[Image above] The LEAP engine developed by GE Aviation contains SiC/SiC composite high-pressure turbine shrouds. Credit: Pixabay
The secret to an airplane’s improvement is the fact that cold air is denser than hot air. Thus, when aircraft engines pull in cold air, they are pulling in a greater mass of air with each stroke, which allows them to generate more power.
However, the opposite is also true—hotter air is less dense, and thus provides engines with less mass with which to generate power. And as average temperatures around the world continue to climb higher every year, current airplanes are becoming less efficient in the hotter climate.
Fortunately, the temperature of outside air is not the only factor determining an aircraft engine’s efficiency—the temperature of air inside the engine plays a role as well.
When air is pulled into an engine, it mixes with fuel and ignites to generate a high-temperature flow, which escapes out the back of the engine and thrusts the aircraft forward.
The higher you raise the temperature of the air during combustion, the more efficient the fuel consumption will be. In cold weather, raising the temperature during combustion is fairly easy. But to retain that same temperature differential when pulling in hot air, you need to raise the air to ultrahigh temperatures, which many current engines made of metal alloys cannot withstand.
In recent years, engineers have been investigating the design of aircraft engines made of ceramic matrix composites (CMCs). CMCs can withstand much higher temperatures than metal alloys and thus allow for ultrahigh-temperature combustion.
Silicon carbide fiber-reinforced silicon carbide matrix composites (SiC/SiC) are one of the main CMCs being investigated for aerospace applications. Shaping SiC/SiC composites can be challenging, however.
If traditional machining processes are used, the material’s ultrahigh hardness can cause severe tool wear. In addition, its high brittleness can lead to cracks, pits, fiber damage, interface debonding, and other defects on the machined surface.
Studies on other processing methods such as water jet machining, ultrasonic processing, and electric discharge machining have revealed pros and cons for each. For example, water jet machining tends to cause fiber pull-out on the composite’s surface, and the accuracy of ultrasonic machining is limited by the amplitude.
Laser ablation, in which material is removed via irradiation with a laser beam, has also been explored.

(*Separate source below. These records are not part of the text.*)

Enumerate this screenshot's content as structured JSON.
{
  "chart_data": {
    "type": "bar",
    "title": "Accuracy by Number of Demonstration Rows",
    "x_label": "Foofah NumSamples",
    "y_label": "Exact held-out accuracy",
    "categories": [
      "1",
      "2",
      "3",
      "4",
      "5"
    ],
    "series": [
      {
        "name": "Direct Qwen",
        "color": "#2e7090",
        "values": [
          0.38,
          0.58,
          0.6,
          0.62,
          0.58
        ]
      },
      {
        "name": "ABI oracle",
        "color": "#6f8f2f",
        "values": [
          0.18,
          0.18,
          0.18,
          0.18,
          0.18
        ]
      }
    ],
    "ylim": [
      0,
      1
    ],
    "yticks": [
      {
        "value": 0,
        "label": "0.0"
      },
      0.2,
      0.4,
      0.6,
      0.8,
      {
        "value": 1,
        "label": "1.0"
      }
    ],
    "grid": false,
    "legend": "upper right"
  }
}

However, these processes commonly result in poor surface quality due to the laser inducing thermal stress concentration that leads to fiber breakage, microcracks, and interface delimitation.
In a recent paper, researchers from the Leibniz Institute of Surface Engineering in Germany and the Qingdao University of Technology in China explored the potential of yet another technique for machining SiC/SiC composites—plasma etching.
Plasma etching, also called dry etching, uses a high-speed stream of ionized gas (plasma) to remove material from a solid surface. The technique is well established in the electronics industry, where manufacturers have used it to fabricate integrated circuits for almost 50 years.
Compared to laser ablation, plasma etching is a gentle process that can avoid damaging the SiC/SiC composite structure. “Therefore, we propose the utilization of a laser-induced reactive plasma for removing the SiC/SiC composite material without damage of the composite structure,” the researchers write.
They secured SiC–SiC composite samples from a Chinese fiber company, which fabricated the fibers via the usual methods of chemical vapor infiltration supported by polymer infiltration and pyrolysis. They clamped the samples onto a ceramic heater in a gas-filled process chamber, where a pulsed femtosecond laser was focused by a lens to produce the plasma for etching.
Based on several microscopy and spectroscopy analyses, the researchers concluded that the SiC/SiC composite could be machined using plasma etching without mechanical damage to the composite’s structure.
However, they did observe “exciting” differences in the surface morphologies of the etched areas depending on the location. For example, fibers in the center of the groove were etched more, reducing their diameter. Fibers that were completely etched through on the sides of the groove formed sharp tips. The researchers attribute these differences to various chemical processes that took place during etching in the gas-filled process chamber, such as oxidation of SiC.
“This new SiC–SiC machining process may pave the way for fixing fabrication defects in SiC–SiC components as the fibres are gently exposed enabling a subsequent additive repair,” they conclude.
The paper, published in Ceramics International, is “Etching of SiC–SiC-composites by a laser-induced plasma in a reactive gas” (DOI: 10.1016/j.ceramint.2021.09.084).